In March this year, 4G Ministers ganged up on Worker’s Party Chairman Sylvia Lim and demanded an apology for her comments that the government was “test[ing] balloons” for a GST hike and threatened to refer her to a Committee of Privileges should she fail to do so. The latter refused to do so, gaining support from her party and by-standers alike. After the disclosure that NTUC had conducted a survey in 2017, the Ministers seemed to have backed down from their once overbearing behaviour.
A month later, Law and Home Affairs Minister K Shanmugam subjected historian Thum Ping Tjin to a 6-hour grilling over the latter’s allegations that the late Lee Kuan Yew was spreading falsehood early into nationhood. This was later condemned by Amnesty International, who was “deeply concerned by the treatment of human rights defenders and human rights organisations at hearings held by a Select Committee on deliberate ‘online falsehoods’ in Singapore”. Open letters were also sent from Oxford and some 284 academics around the world to the Select Committee, decrying the treatment of Dr Thum and questioned the agenda of the committee.
Did Miss Chua predict that the PAP will lose another GRC?

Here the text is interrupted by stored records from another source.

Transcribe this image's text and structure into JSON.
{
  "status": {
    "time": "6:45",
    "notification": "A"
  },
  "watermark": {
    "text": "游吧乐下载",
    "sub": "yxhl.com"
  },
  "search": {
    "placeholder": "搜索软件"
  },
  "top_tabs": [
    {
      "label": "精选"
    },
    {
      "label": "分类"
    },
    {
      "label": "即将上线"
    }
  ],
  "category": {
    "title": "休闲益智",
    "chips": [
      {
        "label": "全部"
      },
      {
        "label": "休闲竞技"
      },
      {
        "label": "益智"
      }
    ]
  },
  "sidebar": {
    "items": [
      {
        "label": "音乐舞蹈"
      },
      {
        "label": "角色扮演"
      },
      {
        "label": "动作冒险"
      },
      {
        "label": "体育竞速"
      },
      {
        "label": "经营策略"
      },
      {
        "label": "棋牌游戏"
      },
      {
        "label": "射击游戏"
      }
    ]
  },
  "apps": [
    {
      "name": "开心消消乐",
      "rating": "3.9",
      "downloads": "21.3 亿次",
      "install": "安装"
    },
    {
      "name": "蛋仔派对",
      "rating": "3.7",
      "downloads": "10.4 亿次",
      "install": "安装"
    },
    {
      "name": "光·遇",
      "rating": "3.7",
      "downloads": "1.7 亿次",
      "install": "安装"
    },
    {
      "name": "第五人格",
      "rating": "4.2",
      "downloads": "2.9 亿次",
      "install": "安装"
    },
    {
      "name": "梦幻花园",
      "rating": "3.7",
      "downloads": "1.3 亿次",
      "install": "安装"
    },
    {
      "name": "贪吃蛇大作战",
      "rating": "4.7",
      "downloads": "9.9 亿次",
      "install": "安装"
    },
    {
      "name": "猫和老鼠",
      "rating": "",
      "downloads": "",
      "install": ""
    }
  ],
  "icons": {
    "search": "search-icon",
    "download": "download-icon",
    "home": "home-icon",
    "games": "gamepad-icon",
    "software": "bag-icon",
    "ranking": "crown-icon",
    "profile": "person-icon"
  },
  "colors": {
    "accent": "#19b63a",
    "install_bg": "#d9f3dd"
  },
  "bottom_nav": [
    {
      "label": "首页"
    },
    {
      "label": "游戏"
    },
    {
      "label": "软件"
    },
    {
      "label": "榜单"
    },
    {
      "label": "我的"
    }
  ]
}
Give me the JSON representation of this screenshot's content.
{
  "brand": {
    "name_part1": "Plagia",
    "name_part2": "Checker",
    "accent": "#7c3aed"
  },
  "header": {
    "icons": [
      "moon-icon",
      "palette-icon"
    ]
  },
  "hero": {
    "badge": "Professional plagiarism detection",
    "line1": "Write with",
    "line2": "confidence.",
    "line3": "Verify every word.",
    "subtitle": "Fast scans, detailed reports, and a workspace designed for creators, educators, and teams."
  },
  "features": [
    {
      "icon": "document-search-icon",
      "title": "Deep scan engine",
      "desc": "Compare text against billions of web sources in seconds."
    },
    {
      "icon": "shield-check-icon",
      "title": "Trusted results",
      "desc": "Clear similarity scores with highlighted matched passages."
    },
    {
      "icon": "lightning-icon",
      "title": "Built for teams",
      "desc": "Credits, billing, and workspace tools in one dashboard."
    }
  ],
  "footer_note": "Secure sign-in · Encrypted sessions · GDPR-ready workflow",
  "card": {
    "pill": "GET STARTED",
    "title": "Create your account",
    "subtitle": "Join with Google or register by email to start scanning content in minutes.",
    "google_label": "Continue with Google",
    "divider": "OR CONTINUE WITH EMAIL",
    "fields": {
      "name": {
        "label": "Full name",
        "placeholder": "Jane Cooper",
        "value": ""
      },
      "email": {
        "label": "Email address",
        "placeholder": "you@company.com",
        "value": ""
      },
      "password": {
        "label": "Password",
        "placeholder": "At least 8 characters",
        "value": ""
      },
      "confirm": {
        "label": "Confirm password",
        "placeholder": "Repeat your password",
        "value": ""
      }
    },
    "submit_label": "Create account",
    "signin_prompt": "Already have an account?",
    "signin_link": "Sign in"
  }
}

On the next election, she felt that the PAP “is defending is the 60 per cent mark in vote share; and a seat threshold of perhaps 10 seats to the opposition.” Given that Worker’s Party has a total of 6 elected MPs in Parliament, Miss Chua is effectively implying that there could be the fall of another PAP held GRC.
Given that there are more mini-tsunamis in Singapore’s political scene, do you agree with Miss Chua’s assessment?